Thankfully, Dershowitz did eventually speak. In an Oct. 30 opinion piece for the NY Daily News, Dershowitz wrote that he remained silent because he “had never heard of Vindman and had no idea why he was being attacked,” adding that after he “looked up Vindman and found out that he was a great patriot, an American military hero and an immigrant from the Ukraine,” [he] immediately tweeted, “I don’t believe that Vindman is guilty of espionage or other crimes. … Vindman is a patriot who served his country. I’ve long opposed the criminalization of political differences.”

In his opinion piece, Dershowitz added that “the unfortunate attack on Vindman is a symptom of a deep malignancy which threatens our body politic.”

John Woo has since backpedaled as well, writing in USA Today that he has “no reason to question Vindman’s patriotism or loyalty to the United States,” but that he “thought the Ukrainian contacts sounded like an espionage operation by the Ukrainians.”

Those who subscribe to the clichés of the American success story would be hard-pressed not to admire Alexander Vindman’s American odyssey. Yet the moment Vindman resolved to uphold his oath and testify about the apparent malfeasance he observed within the Trump administration, the proverbial gloves came off and the friendly masks fell.

By all available accounts, Vindman is a profile in courage and civil service par excellence, a military man and self-effacing but efficient civil servant. He was also part of the third immigration wave that washed thousands of Soviet Jews onto American shores during the late 1970s and early 1980s.

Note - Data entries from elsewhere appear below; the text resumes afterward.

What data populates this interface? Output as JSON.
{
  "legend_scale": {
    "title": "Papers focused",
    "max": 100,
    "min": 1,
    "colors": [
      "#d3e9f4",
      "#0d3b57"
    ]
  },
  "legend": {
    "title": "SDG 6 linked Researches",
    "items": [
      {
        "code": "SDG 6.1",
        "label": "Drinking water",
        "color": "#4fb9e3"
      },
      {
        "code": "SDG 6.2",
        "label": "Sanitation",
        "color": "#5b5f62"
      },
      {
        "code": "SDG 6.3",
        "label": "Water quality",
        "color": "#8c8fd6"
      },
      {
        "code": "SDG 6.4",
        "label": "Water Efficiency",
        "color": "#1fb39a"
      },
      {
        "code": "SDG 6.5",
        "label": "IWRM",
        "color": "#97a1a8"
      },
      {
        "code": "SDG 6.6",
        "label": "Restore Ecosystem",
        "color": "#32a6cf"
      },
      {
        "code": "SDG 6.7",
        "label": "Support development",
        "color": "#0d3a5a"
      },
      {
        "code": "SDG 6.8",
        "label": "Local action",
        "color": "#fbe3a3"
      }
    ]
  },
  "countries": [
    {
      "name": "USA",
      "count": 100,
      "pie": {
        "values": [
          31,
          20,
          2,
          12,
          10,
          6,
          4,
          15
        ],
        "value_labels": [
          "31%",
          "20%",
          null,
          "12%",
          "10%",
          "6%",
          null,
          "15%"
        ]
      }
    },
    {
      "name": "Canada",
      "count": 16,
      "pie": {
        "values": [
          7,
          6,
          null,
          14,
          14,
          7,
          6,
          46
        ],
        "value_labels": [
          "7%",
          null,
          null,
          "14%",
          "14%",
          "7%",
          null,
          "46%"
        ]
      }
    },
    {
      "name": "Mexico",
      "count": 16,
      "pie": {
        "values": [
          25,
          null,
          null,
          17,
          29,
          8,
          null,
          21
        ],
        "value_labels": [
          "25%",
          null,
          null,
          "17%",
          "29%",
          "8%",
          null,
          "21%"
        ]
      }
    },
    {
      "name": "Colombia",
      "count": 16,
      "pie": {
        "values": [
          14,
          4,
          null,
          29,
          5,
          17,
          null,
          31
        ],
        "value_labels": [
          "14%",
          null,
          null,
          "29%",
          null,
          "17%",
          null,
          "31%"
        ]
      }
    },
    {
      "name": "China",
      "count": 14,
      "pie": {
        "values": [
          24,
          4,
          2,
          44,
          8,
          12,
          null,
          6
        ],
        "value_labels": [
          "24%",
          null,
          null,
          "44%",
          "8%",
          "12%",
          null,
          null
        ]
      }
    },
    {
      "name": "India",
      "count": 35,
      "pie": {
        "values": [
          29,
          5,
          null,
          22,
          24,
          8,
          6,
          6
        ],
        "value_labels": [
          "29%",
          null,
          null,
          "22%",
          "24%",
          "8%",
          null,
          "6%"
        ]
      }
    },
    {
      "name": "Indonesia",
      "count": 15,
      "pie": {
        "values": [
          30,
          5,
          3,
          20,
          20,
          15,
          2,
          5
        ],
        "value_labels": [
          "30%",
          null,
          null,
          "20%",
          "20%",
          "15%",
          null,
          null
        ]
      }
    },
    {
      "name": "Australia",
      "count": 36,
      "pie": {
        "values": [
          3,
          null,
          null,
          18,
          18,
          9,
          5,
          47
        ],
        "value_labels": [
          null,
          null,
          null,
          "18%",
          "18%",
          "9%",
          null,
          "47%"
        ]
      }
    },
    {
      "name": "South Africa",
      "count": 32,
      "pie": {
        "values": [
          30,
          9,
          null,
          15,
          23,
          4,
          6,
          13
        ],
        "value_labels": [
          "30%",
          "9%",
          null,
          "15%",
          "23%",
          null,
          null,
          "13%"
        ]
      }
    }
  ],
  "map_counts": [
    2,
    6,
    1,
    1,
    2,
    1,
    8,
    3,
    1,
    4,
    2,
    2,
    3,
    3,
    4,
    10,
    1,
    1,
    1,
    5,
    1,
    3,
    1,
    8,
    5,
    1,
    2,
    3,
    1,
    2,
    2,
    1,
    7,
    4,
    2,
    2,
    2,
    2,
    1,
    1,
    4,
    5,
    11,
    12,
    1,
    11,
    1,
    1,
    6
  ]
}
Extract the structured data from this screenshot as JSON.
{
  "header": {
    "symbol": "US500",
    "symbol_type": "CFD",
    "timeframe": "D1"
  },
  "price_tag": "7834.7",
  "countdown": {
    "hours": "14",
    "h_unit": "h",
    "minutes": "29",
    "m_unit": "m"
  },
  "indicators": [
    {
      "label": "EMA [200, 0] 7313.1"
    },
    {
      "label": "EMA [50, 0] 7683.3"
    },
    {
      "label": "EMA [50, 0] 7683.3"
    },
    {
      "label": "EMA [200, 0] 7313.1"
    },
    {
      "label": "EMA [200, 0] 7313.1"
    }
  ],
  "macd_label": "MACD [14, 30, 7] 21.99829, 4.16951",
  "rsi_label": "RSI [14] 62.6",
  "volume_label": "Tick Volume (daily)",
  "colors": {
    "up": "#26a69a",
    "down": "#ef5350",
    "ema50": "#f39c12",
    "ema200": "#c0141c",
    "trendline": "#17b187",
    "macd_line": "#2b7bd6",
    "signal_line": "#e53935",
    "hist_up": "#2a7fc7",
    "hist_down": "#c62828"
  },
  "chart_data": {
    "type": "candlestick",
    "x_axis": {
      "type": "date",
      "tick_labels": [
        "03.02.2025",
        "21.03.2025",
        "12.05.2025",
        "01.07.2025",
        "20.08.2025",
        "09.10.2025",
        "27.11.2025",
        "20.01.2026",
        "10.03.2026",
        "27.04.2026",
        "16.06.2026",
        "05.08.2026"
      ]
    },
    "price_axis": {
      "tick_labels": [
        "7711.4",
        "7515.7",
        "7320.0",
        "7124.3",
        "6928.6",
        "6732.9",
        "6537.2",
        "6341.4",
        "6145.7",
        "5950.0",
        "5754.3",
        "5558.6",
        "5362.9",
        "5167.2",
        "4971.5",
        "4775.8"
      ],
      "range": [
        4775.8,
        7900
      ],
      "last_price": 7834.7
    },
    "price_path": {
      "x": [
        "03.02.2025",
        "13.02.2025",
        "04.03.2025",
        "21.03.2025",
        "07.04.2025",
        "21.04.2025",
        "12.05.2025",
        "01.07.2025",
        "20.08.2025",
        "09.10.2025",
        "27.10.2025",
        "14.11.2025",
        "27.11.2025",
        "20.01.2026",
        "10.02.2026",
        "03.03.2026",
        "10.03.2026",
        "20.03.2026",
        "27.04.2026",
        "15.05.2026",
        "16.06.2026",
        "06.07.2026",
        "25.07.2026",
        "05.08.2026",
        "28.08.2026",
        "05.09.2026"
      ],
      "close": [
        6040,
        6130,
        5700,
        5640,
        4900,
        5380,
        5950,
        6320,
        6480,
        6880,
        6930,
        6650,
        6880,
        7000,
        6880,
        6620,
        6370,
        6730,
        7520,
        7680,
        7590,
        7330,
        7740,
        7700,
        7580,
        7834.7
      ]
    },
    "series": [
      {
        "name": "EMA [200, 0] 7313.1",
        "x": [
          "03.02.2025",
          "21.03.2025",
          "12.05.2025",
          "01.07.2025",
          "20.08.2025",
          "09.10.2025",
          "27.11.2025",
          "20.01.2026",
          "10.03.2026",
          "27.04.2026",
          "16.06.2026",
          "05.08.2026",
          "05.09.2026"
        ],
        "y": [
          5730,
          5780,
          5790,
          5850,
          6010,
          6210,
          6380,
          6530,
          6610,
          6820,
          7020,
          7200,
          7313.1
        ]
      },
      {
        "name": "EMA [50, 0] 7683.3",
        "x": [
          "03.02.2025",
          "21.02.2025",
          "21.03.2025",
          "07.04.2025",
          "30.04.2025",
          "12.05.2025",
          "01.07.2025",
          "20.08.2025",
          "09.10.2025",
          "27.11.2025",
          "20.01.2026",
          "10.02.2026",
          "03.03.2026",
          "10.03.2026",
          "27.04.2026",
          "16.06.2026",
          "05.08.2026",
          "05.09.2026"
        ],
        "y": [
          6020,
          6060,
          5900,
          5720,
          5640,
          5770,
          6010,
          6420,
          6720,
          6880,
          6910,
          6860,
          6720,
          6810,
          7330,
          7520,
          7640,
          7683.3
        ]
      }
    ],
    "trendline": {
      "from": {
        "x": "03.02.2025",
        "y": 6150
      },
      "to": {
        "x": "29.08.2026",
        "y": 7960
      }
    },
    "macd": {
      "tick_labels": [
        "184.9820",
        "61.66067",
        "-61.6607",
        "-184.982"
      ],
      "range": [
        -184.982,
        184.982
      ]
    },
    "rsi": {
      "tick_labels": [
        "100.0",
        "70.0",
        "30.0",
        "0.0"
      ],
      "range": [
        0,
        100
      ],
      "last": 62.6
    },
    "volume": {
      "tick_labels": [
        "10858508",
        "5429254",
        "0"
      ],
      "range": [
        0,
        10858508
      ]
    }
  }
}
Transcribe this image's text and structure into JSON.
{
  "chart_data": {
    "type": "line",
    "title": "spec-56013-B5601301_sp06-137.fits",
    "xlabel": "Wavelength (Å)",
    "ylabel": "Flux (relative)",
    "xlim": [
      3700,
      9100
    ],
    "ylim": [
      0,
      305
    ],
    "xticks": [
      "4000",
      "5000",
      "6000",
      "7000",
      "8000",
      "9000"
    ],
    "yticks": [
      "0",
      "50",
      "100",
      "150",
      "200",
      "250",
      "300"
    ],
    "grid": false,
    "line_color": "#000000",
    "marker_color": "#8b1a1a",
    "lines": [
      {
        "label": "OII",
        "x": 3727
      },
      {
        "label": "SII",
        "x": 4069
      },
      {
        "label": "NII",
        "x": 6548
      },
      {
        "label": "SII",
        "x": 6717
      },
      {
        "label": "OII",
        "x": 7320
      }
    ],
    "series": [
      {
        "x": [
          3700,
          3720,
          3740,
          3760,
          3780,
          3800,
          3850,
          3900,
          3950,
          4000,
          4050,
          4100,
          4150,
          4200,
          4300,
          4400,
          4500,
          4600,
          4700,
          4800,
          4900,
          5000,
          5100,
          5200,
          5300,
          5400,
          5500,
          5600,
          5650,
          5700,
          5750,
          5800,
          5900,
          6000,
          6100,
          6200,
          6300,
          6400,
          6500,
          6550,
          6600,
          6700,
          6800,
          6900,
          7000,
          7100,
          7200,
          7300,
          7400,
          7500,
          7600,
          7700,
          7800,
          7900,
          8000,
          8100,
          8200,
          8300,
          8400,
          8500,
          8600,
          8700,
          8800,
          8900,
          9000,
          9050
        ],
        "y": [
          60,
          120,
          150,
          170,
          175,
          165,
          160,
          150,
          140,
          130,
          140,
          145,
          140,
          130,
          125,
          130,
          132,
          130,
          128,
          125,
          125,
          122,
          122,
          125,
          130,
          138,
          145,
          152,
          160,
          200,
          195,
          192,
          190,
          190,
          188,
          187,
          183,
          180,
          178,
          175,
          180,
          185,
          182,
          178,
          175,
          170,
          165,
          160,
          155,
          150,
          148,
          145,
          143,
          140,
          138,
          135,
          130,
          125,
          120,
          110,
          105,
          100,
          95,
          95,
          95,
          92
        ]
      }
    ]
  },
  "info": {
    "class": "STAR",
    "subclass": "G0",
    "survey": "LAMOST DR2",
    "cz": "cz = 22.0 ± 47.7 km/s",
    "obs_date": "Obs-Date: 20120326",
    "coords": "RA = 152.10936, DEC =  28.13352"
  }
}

As was typical of that cohort, he grew up an American patriot, which was not all that difficult considering that his family moved to the United States from Soviet Kyiv when Vindman was 3 years old. While most Soviet Jewish immigrants encouraged their children to follow predictable and safe career paths (medicine, engineering, computer science, law, etc.), the Vindman boys dedicated their professional lives to the military and civil service.

Even if it was not Ingrham’s intention, in the Fox News segment, this wounded war vet and a recipient of the Purple Heart ceased to be an American patriot and became, in the words of Zola (and the ears of today’s anti-Semites), a “dirty Jew.”

“It is a crime,” Zola wrote in J’Accuse, “to poison the minds of the meek and the humble, to stoke the passions of reactionism and intolerance, by appealing to that odious anti-Semitism…”

Are the attacks on Vindman just another case of the ends justifying the means? The joy of being close to power? The attractions of contrarianism?

As a historian, I believe in our ability to connect with the past. I can easily imagine Alan Dershowitz transported to Paris in 1906 and meeting Alfred Dreyfus soon after his exoneration. I see the two of them taking an unhurried walk together along the Seine. It seems to me they would have a lot to discuss.

Maxim Matusevich is a professor of history at Seton Hall University.